Se, nel corso dell'evasione, avete voglia di continuare a riflettere sulla
natura umana, vostra o altrui, e sulla complessità dei rapporti umani
(famigliari, istituzionali, affettivi, politici, seduttivi, ecc.) che si
intrecciano nel gioco incessante che sostiene e anima la società, Mervyn
Peake ha scritto per voi la saga di Gormenghast.
"Tito di Gormenghast" e "Gormenghast" sono i primi due
volumi pubblicati in Italia nel 1981 e nel 2005. La traduzione del terzo,
"Titus Alone", al momento non è ancora annunciata.
I due Adelphi si possono trovare in libreria catalogati come
"letteratura fantastica".
Non si può negare che l'ambientazione ed i personaggi della saga trovino
difficile collocazione in altre categorie bibliografiche, ma non aspettatevi
elfi, maghi, maghetti, mostri, alieni inneggianti a questa o quella
"Forza", ecc.
Gormenghast è al tempo stesso il nome di un territorio, di un artiglio
montuoso che lo sovrasta e di una imponente costruzione che sarebbe banale
chiamare "un enorme castello", trattandosi di un complesso che si
estende a perdita d'occhio in un susseguirsi di torri, padiglioni, corti,
scalinate, passaggi, sotterranei e solai, per lo più abbandonati da tempi
immemorabili e ignoti agli stessi abitatori della contea.
La sua origine si perde nella notte dei tempi, così come ataviche,
indecifrabili, misteriose ma irrinunciabili sono le leggi, le cerimonie e le
regole che scandiscono ogni ora e ogni circostanza della vita sociale.

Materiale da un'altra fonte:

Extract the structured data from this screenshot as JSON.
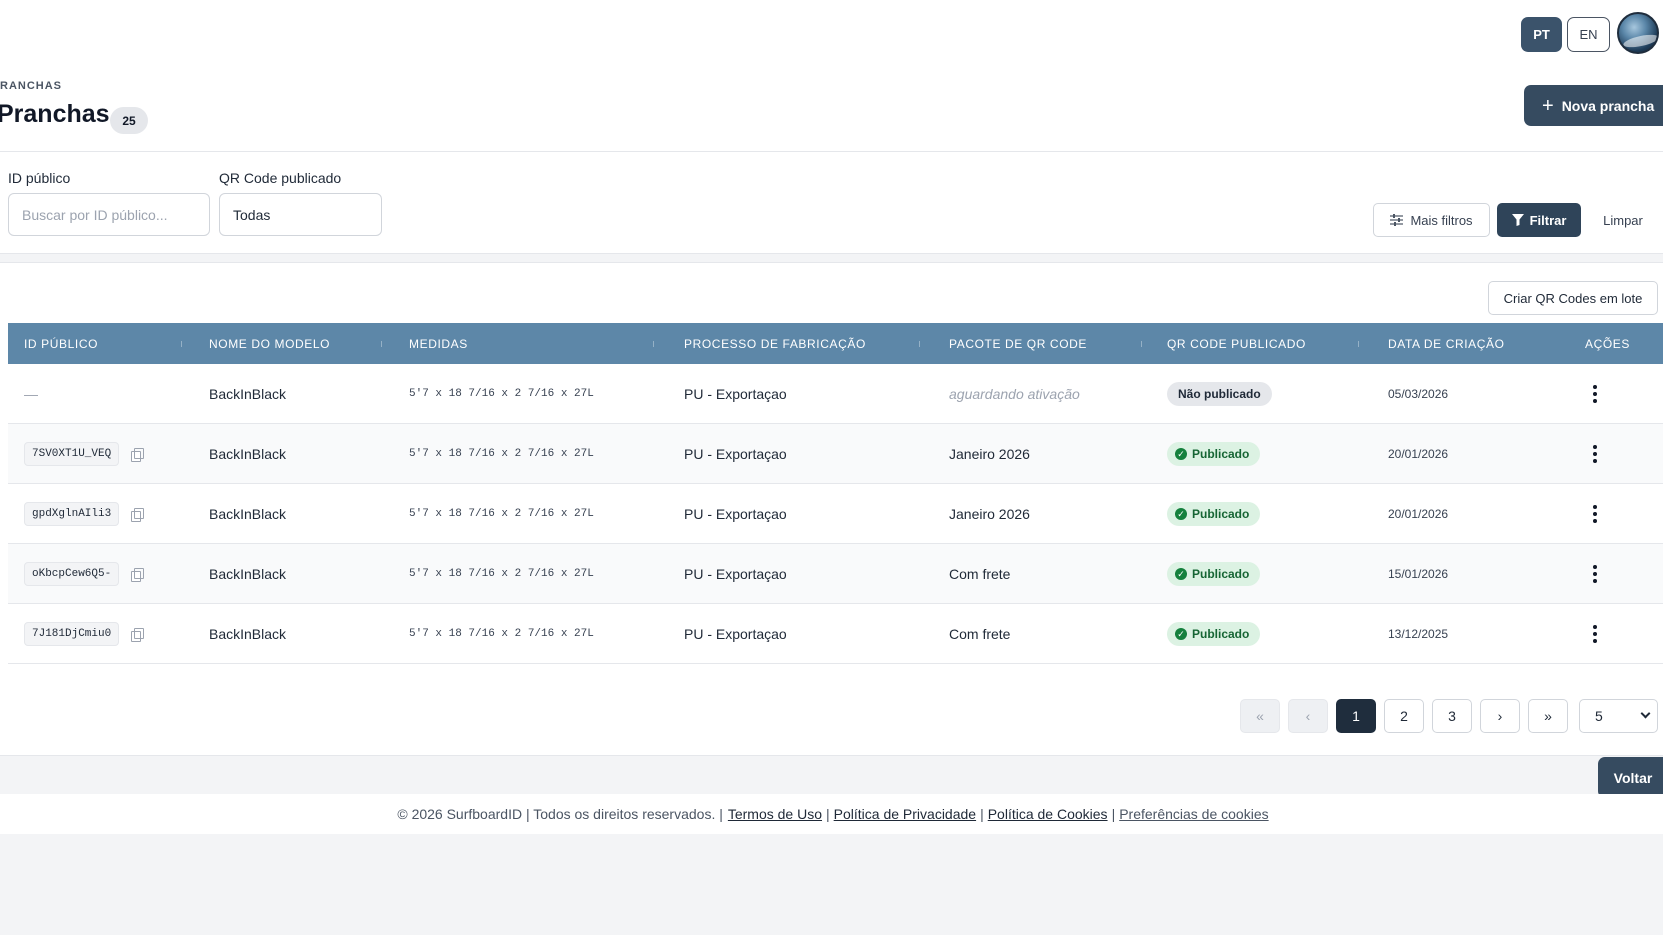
{
  "topbar": {
    "lang_pt": "PT",
    "lang_en": "EN",
    "active_lang": "PT"
  },
  "header": {
    "breadcrumb": "RANCHAS",
    "title": "Pranchas",
    "count": "25",
    "new_button": "Nova prancha"
  },
  "filters": {
    "public_id_label": "ID público",
    "public_id_placeholder": "Buscar por ID público...",
    "qr_label": "QR Code publicado",
    "qr_value": "Todas",
    "more_filters": "Mais filtros",
    "filter": "Filtrar",
    "clear": "Limpar"
  },
  "table": {
    "batch_button": "Criar QR Codes em lote",
    "columns": [
      "ID PÚBLICO",
      "NOME DO MODELO",
      "MEDIDAS",
      "PROCESSO DE FABRICAÇÃO",
      "PACOTE DE QR CODE",
      "QR CODE PUBLICADO",
      "DATA DE CRIAÇÃO",
      "AÇÕES"
    ],
    "rows": [
      {
        "id": "—",
        "model": "BackInBlack",
        "measures": "5'7 x 18 7/16 x 2 7/16 x 27L",
        "process": "PU - Exportaçao",
        "package": "aguardando ativação",
        "published": "Não publicado",
        "date": "05/03/2026"
      },
      {
        "id": "7SV0XT1U_VEQ",
        "model": "BackInBlack",
        "measures": "5'7 x 18 7/16 x 2 7/16 x 27L",
        "process": "PU - Exportaçao",
        "package": "Janeiro 2026",
        "published": "Publicado",
        "date": "20/01/2026"
      },
      {
        "id": "gpdXglnAIli3",
        "model": "BackInBlack",
        "measures": "5'7 x 18 7/16 x 2 7/16 x 27L",
        "process": "PU - Exportaçao",
        "package": "Janeiro 2026",
        "published": "Publicado",
        "date": "20/01/2026"
      },
      {
        "id": "oKbcpCew6Q5-",
        "model": "BackInBlack",
        "measures": "5'7 x 18 7/16 x 2 7/16 x 27L",
        "process": "PU - Exportaçao",
        "package": "Com frete",
        "published": "Publicado",
        "date": "15/01/2026"
      },
      {
        "id": "7J181DjCmiu0",
        "model": "BackInBlack",
        "measures": "5'7 x 18 7/16 x 2 7/16 x 27L",
        "process": "PU - Exportaçao",
        "package": "Com frete",
        "published": "Publicado",
        "date": "13/12/2025"
      }
    ]
  },
  "pagination": {
    "first": "«",
    "prev": "‹",
    "pages": [
      "1",
      "2",
      "3"
    ],
    "current": "1",
    "next": "›",
    "last": "»",
    "per_page": "5"
  },
  "back_button": "Voltar",
  "footer": {
    "copyright": "© 2026 SurfboardID | Todos os direitos reservados. |",
    "terms": "Termos de Uso",
    "privacy": "Política de Privacidade",
    "cookies": "Política de Cookies",
    "cookie_prefs": "Preferências de cookies",
    "separator": "|"
  },
  "colors": {
    "header_bg": "#5d87a8",
    "primary": "#364b60",
    "success_bg": "#dcf2e3",
    "success_text": "#166534"
  }
}
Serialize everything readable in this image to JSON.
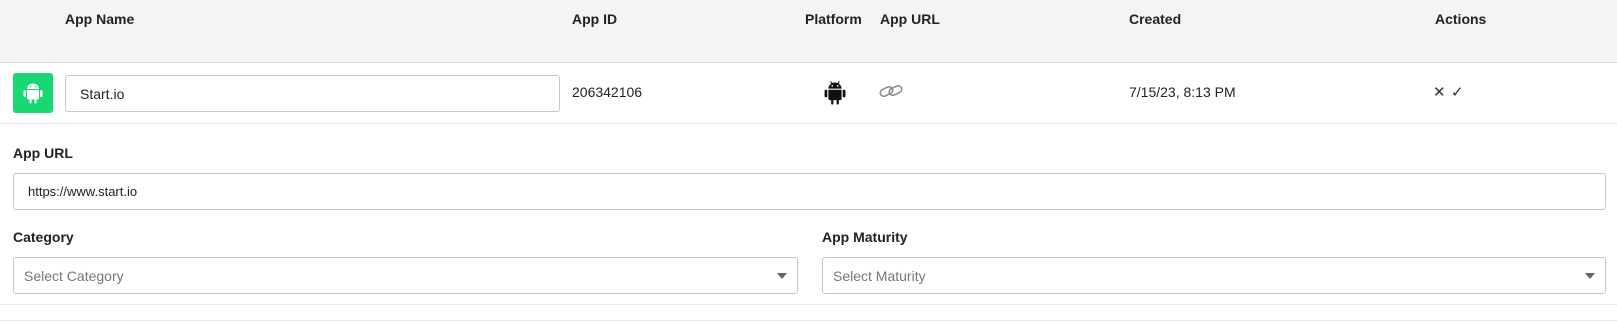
{
  "table": {
    "headers": {
      "app_name": "App Name",
      "app_id": "App ID",
      "platform": "Platform",
      "app_url": "App URL",
      "created": "Created",
      "actions": "Actions"
    },
    "row": {
      "app_name_value": "Start.io",
      "app_id": "206342106",
      "platform_icon": "android-icon",
      "app_url_icon": "link-icon",
      "created": "7/15/23, 8:13 PM",
      "actions": {
        "cancel_icon": "close-icon",
        "confirm_icon": "check-icon"
      }
    }
  },
  "details": {
    "app_url_label": "App URL",
    "app_url_value": "https://www.start.io",
    "category_label": "Category",
    "category_placeholder": "Select Category",
    "maturity_label": "App Maturity",
    "maturity_placeholder": "Select Maturity"
  },
  "colors": {
    "android_green": "#17d872",
    "header_bg": "#f4f4f4"
  }
}
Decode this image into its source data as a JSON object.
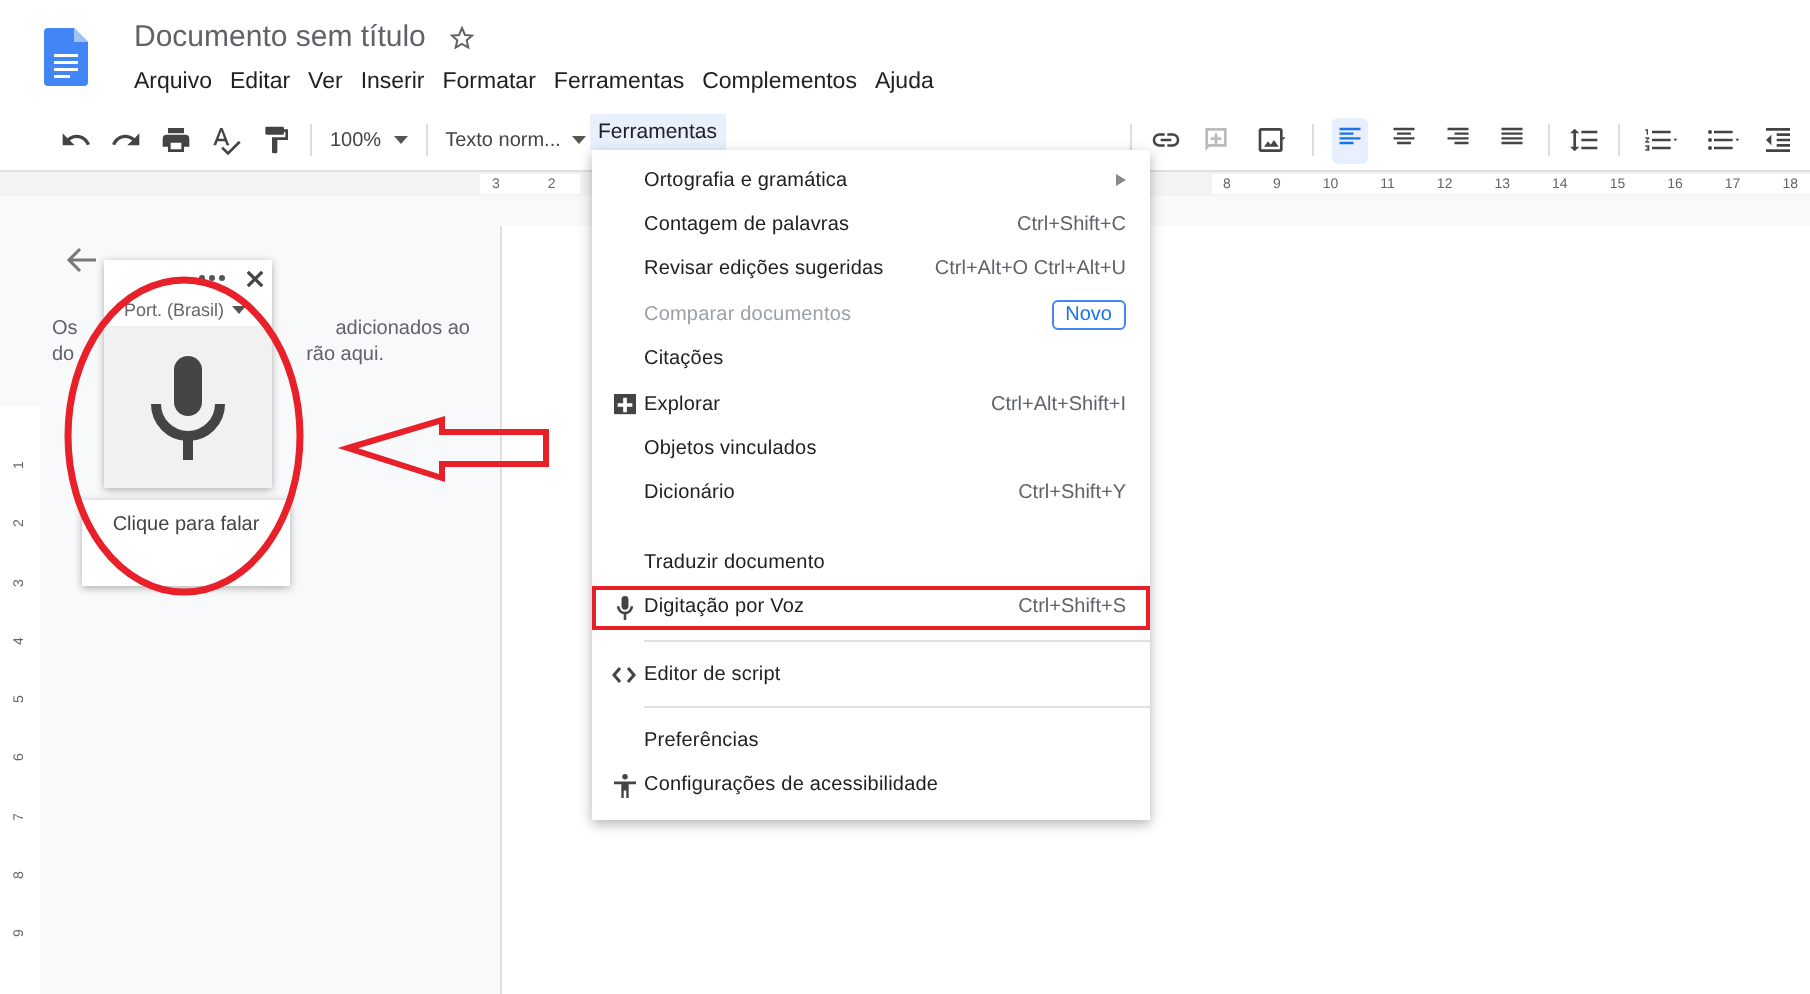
{
  "document": {
    "title": "Documento sem título",
    "starred": false
  },
  "menubar": [
    "Arquivo",
    "Editar",
    "Ver",
    "Inserir",
    "Formatar",
    "Ferramentas",
    "Complementos",
    "Ajuda"
  ],
  "toolbar": {
    "zoom": "100%",
    "style": "Texto norm...",
    "alignment": [
      {
        "selected": true
      },
      {
        "selected": false
      },
      {
        "selected": false
      },
      {
        "selected": false
      }
    ]
  },
  "ruler": {
    "left_numbers": [
      "3",
      "2"
    ],
    "right_numbers": [
      "8",
      "9",
      "10",
      "11",
      "12",
      "13",
      "14",
      "15",
      "16",
      "17",
      "18"
    ],
    "vertical_numbers": [
      "1",
      "2",
      "3",
      "4",
      "5",
      "6",
      "7",
      "8",
      "9"
    ]
  },
  "sidebar": {
    "line_1_start": "Os",
    "line_1_end": "adicionados ao",
    "line_2_start": "do",
    "line_2_end": "rão aqui."
  },
  "voice_popup": {
    "language": "Port. (Brasil)",
    "hint": "Clique para falar"
  },
  "open_menu": {
    "label": "Ferramentas",
    "items": [
      {
        "kind": "item",
        "label": "Ortografia e gramática",
        "submenu": true,
        "disabled": false,
        "highlighted": false
      },
      {
        "kind": "item",
        "label": "Contagem de palavras",
        "shortcut": "Ctrl+Shift+C",
        "submenu": false,
        "disabled": false,
        "highlighted": false
      },
      {
        "kind": "item",
        "label": "Revisar edições sugeridas",
        "shortcut": "Ctrl+Alt+O Ctrl+Alt+U",
        "submenu": false,
        "disabled": false,
        "highlighted": false
      },
      {
        "kind": "item",
        "label": "Comparar documentos",
        "badge": "Novo",
        "submenu": false,
        "disabled": true,
        "highlighted": false
      },
      {
        "kind": "item",
        "label": "Citações",
        "submenu": false,
        "disabled": false,
        "highlighted": false
      },
      {
        "kind": "explore",
        "label": "Explorar",
        "shortcut": "Ctrl+Alt+Shift+I",
        "submenu": false,
        "disabled": false,
        "highlighted": false
      },
      {
        "kind": "item",
        "label": "Objetos vinculados",
        "submenu": false,
        "disabled": false,
        "highlighted": false
      },
      {
        "kind": "item",
        "label": "Dicionário",
        "shortcut": "Ctrl+Shift+Y",
        "submenu": false,
        "disabled": false,
        "highlighted": false
      },
      {
        "kind": "gap"
      },
      {
        "kind": "item",
        "label": "Traduzir documento",
        "submenu": false,
        "disabled": false,
        "highlighted": false
      },
      {
        "kind": "voice",
        "label": "Digitação por Voz",
        "shortcut": "Ctrl+Shift+S",
        "submenu": false,
        "disabled": false,
        "highlighted": true
      },
      {
        "kind": "separator"
      },
      {
        "kind": "script",
        "label": "Editor de script",
        "submenu": false,
        "disabled": false,
        "highlighted": false
      },
      {
        "kind": "separator"
      },
      {
        "kind": "item",
        "label": "Preferências",
        "submenu": false,
        "disabled": false,
        "highlighted": false
      },
      {
        "kind": "access",
        "label": "Configurações de acessibilidade",
        "submenu": false,
        "disabled": false,
        "highlighted": false
      }
    ]
  }
}
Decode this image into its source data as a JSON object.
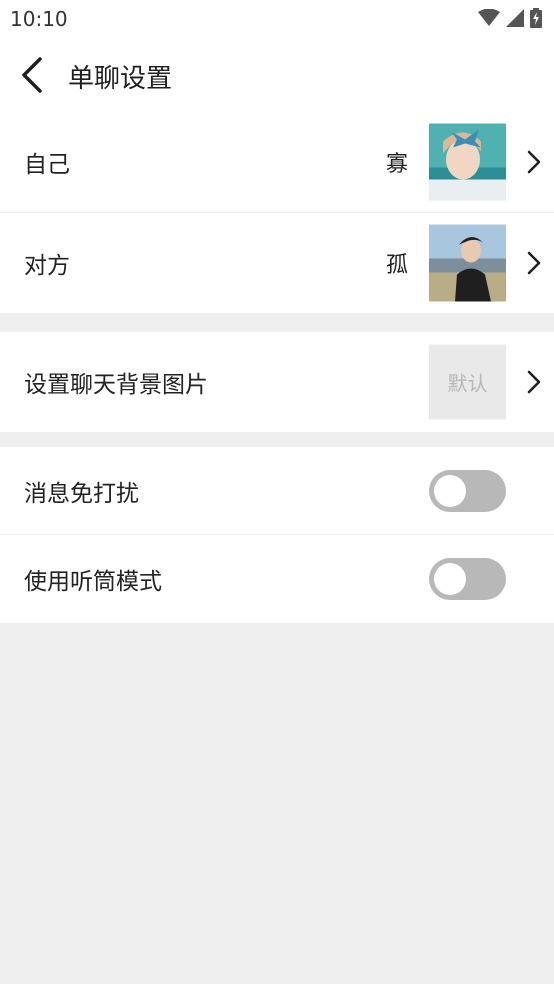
{
  "status": {
    "time": "10:10"
  },
  "header": {
    "title": "单聊设置"
  },
  "profile": {
    "self_label": "自己",
    "self_name": "寡",
    "other_label": "对方",
    "other_name": "孤"
  },
  "background": {
    "label": "设置聊天背景图片",
    "thumb_text": "默认"
  },
  "toggles": {
    "dnd_label": "消息免打扰",
    "dnd_on": false,
    "earpiece_label": "使用听筒模式",
    "earpiece_on": false
  },
  "colors": {
    "toggle_off": "#b8b8b8",
    "page_bg": "#efefef"
  }
}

Il rispetto della tradizione è il ponte fra la vita terrena e l’ultraterreno.
Non esiste, nei primi due volumi, un "altrove".
In questo "fantastico" contenitore fatto di antiche e polverose
pietre, quanto di rituali altrettanto remoti e grevi, in questo contesto
apparentemente immutabile nella sua poderosa ripetitività, prende vita una
storia sorprendente.
Una folla di protagonisti si muove, colorata e imprevedibile, fra le grigie
pareti di pietra. Nessuno sfugge e si salva dallo sguardo vitale e bizzarro
dell'autore e dal suo occhio deformante che fa del grottesco il denominatore
comune di tutti i caratteri.
A cominciare dai nomi, spesso lunghi e composti di più radici (Ferraguzzo,
Floristrazio, Barbacane, ecc. ) a sottolineare la valenza astratta dei
personaggi e ispirandosi alla tradizione tipicamente anglosassone dei giochi
di parole e dei limerick.
Ma soprattutto nella descrizione dei tratti somatici, schematici ma spesso
eccessivi nelle assurde proporzioni, che fanno pensare ad un'operazione di
natura non tanto letteraria quanto pittorica, espressionista o fumettistica. Non
per niente l’autore ebbe grande fama come pittore e illustratore di classici.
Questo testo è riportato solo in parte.